Zu sehen sind Sensoren, von denen schwarze Kabel zu einem IO-Link-Master in der Mitte führen. Von dort geht ein grünes Kabel zur Steuerung.
Die IO-Link-Systemarchitektur ermöglicht eine bidirektionale Kommunikation zwischen Sensoren, Aktoren und der Steuerung, die als Recheneinheit des Gesamtsystems dient.

Beim Einbinden von wenglor-Sensoren mit IO-Link oder Profinet in eine Siemens TIA-Steuerung ist es wichtig zu wissen, welche Daten der Sensor sendet und wo diese in der Steuerung ankommen.
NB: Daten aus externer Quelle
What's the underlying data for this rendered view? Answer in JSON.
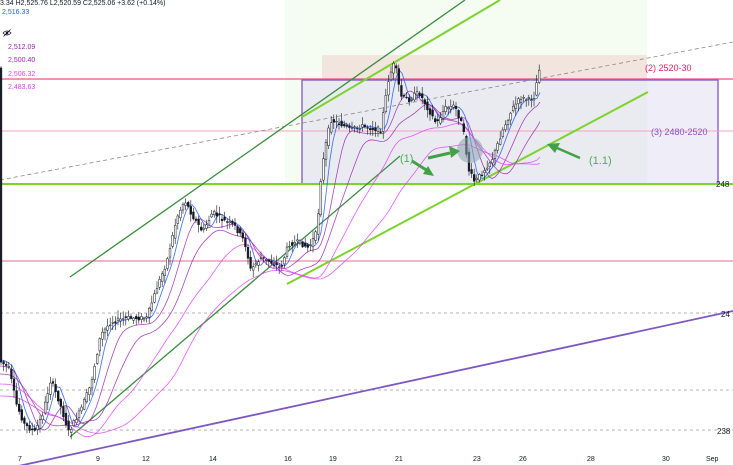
{
  "header": {
    "ohlc_text": "3.34  H2,525.76  L2,520.59  C2,525.06  +3.62 (+0.14%)",
    "indicators": [
      {
        "value": "2,516.33",
        "color": "#2962ff"
      },
      {
        "value": "2,512.09",
        "color": "#9c27b0"
      },
      {
        "value": "2,500.40",
        "color": "#9c27b0"
      },
      {
        "value": "2,506.32",
        "color": "#e040fb"
      },
      {
        "value": "2,483.63",
        "color": "#e040fb"
      }
    ],
    "visibility_icon": "eye-crossed-icon"
  },
  "x_axis": {
    "labels": [
      "7",
      "9",
      "12",
      "14",
      "16",
      "19",
      "21",
      "23",
      "26",
      "28",
      "30",
      "Sep"
    ]
  },
  "price_scale": {
    "labels": [
      "248",
      "24",
      "238"
    ]
  },
  "annotations": {
    "zone_2": "(2) 2520-30",
    "zone_3": "(3) 2480-2520",
    "label_1": "(1)",
    "label_1_1": "(1.1)"
  },
  "colors": {
    "up_candle": "#131722",
    "channel_green": "#388e3c",
    "channel_lime": "#7cd32b",
    "trend_purple": "#7e57c2",
    "zone_red": "#f28b9b",
    "zone_purple": "#9575cd",
    "zone_label_red": "#e91e63",
    "zone_label_purple": "#7e57c2",
    "arrow_green": "#43a047"
  }
}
Das Interface Protocol dient hier als Grundlage: Es zeigt die genaue Zuordnung der übertragenen Daten – vom Schnittstellenprotokoll des Sensors bis hin zu den TIA-Adressen in der Steuerung.

Warum das Interface-Protokoll so wichtig ist

Das Interface-Protokoll zeigt transparent, welche Bytes und Bits der Sensor überträgt und welche Bedeutung diese Informationen haben – beispielsweise Messwerte, Statusinformationen oder Diagnosedaten.

Nur wenn diese Struktur bekannt ist, lassen sich die empfangenen Werte in der Steuerung korrekt interpretieren, auslesen und für weiterführende Automatisierungsaufgaben nutzen.

Beispiel: Profinet-Interface-Protokoll eines Laserdistanzsensors

Am Beispiel eines Triangulations-Laserdistanzsensors P3PC wird deutlich, wie diese Zuordnung funktioniert. Die Datenstruktur lässt sich in drei Ebenen gliedern:

  • Sensorprotokoll (unten links): Zeigt die Bit- und Byte-Belegung, die der Sensor überträgt. Hier ist ersichtlich, welche Informationen in welchem Datenbereich enthalten sind.
  • TIA-Steuerung (unten rechts): In der Siemens TIA-Umgebung werden diese Daten auf konkrete Adressen und Variablen gemappt – etwa als Bool-, Integer- oder Real-Werte.
  • Gesamtübersicht (oben): Verdeutlicht den vollständigen Datenfluss – vom Sensor über das Kommunikationsprotokoll bis zur Anwendungsebene in der Steuerung.
Auf dem Bild sind drei Tabellen zu sehen, die zum einen das Sensor-Protokoll, die TIA-Steuerungsoberfläche und eine Gesamtübersicht des Datenfluss zeigen.
Beispielhafte Darstellung des Profinet-Interface-Protokolls eines Laserdistanzsensors.

Das Ergebnis: Klare Datenstrukturen und einfache Integration

Mit dem Interface-Protokoll lässt sich die Kommunikation zwischen Sensor und Steuerung transparent nachvollziehen. So können Messwerte sicher zugeordnet, Diagnosen schneller gestellt und Prozesse effizienter automatisiert werden.

Ob bei der Inbetriebnahme neuer Anlagen oder bei der Optimierung bestehender Systeme – ein Verständnis für die Zuordnung der Prozessdaten ist der Schlüssel zu einer zuverlässigen und performanten Sensorintegration.